The wind in the Sechura desert is strong and all but relentless. It tails off somewhat during the night, but picks up again in mid morning. Cycling against it is a slow business. The stretch of PanAm highway between Piura and Chiclayo is only a little more than 200km, but took me almost four days of cycling.

My first night in the desert was spent in my hammock- I found a large dune that hid me entirely from the road, and two trees just large enough and close enough together. There was even enough wood around for a small campfire – which burned fiercely, being fed with extremely dry wood and fanned constantly by the wind. I woke up surrounded by goats – no sign of their owner, however.

The further south I travelled, the sparser the population – even the tricycle mototaxis dwindled, so I had the hard shoulder all to myself. At night, the only electric lights visible were the headlights of trucks, often with long gaps in between. The moon casts strong shadows, and the wind continually covered and filled all my gear with fine dust.
The wind and soft sand sometimes made erecting my tent a challenging enterprise.. there is no problem once all twelve pegs are in, but accomplishing that was sometimes a test of patience. In the desert, no one can hear you shouting abuse at the weather.

The view at night feels almost like being on the ocean floor – neither the Pacific nor the Andes are far away, but obscured by distance and dust.

The straightness and almost absolute flatness of the road makes distance and progress difficult to judge.

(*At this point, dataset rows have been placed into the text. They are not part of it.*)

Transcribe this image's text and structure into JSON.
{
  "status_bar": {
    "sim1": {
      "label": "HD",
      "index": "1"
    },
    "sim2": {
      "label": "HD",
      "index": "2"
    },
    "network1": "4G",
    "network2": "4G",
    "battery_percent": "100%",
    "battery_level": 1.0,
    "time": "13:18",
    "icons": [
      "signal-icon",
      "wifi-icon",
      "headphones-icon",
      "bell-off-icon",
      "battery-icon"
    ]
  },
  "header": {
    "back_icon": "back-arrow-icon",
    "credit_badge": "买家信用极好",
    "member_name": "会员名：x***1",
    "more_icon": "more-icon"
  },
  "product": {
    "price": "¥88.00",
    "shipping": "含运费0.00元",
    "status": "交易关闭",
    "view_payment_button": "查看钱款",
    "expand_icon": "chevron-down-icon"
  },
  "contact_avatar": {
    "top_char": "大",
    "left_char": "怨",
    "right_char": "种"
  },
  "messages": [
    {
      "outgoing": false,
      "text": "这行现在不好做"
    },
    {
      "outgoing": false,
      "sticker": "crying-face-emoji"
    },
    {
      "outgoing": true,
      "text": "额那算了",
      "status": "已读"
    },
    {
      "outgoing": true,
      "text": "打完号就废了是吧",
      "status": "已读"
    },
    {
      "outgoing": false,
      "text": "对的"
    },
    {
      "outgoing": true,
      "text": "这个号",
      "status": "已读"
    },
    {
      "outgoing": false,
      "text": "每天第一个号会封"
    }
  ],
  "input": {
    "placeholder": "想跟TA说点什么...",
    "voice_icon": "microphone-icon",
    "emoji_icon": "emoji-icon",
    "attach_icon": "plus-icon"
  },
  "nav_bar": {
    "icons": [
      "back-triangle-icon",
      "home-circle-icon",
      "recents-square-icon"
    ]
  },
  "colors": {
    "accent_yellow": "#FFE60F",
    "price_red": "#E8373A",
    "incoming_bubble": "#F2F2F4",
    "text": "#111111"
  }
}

Even the distance to what hills and dunes there are is difficult, there being few clues as to the scale of anything. Periodically on the road there are small shops or restaurants- I ate both well and terribly, and getting water wasn’t really a problem. (I only ever carried around five litres, and was only once at risk of broaching my Last Litre).
Most of the people I met were open, curious and friendly .. and of the opinion that it is a little mad to cycle across the desert alone in the upwind direction. I couldn’t really disagree.

Aside from evidence of a lack of a good solution for dealing with basura (arriving at any human habitation is long heralded on the downwind side by plastic bags .. many, many of them) there is beauty in the harsh landscape. Occasionally many minutes pass with no passing traffic – one feels very small and alone on an empty straight road amidst an apparently limitless ocean of sand.

I was beginning to believe there weren’t any other cyclists on this part of the road- but the day before I reached Chiclayo, Mel and Chris emerged from the heat haze, heading north and moving rather more quickly than I. As ever, good craic to meet like minded souls and trade stories and advice. Much cheered and now with an address for the Casa de Ciclistas in Chiclayo, I continued south.

I had planned to cycle as far as Pacasmayo before getting the bus to Trujillo (the pueblo Paijan is famous for cyclists being robbed there – best avoided) – but I was strongly advised that the road to Pacasmayo was similarly risky as well, there having been a number of robberies recently there too. It’s hard to judge how safe or unsafe such places really are.. but the road through the desert offers little in the way of concealment during daylight, and a lone cyclist battling the wind might indeed be a vulnerable target. I got the bus to Trujillo, and find myself now in Lucho’s famous Casa de Ciclistas. I even encountered Eva and Jan, last seen in Tumbaco a few weeks ago when I arrived there the second time (arm in sling, bicycle in a state of sadness; much has changed).

I’ll be here a couple more days to see some sights, before carrying on down the Pacific coast to Chimbote, then up into the mountains again towards Huaraz.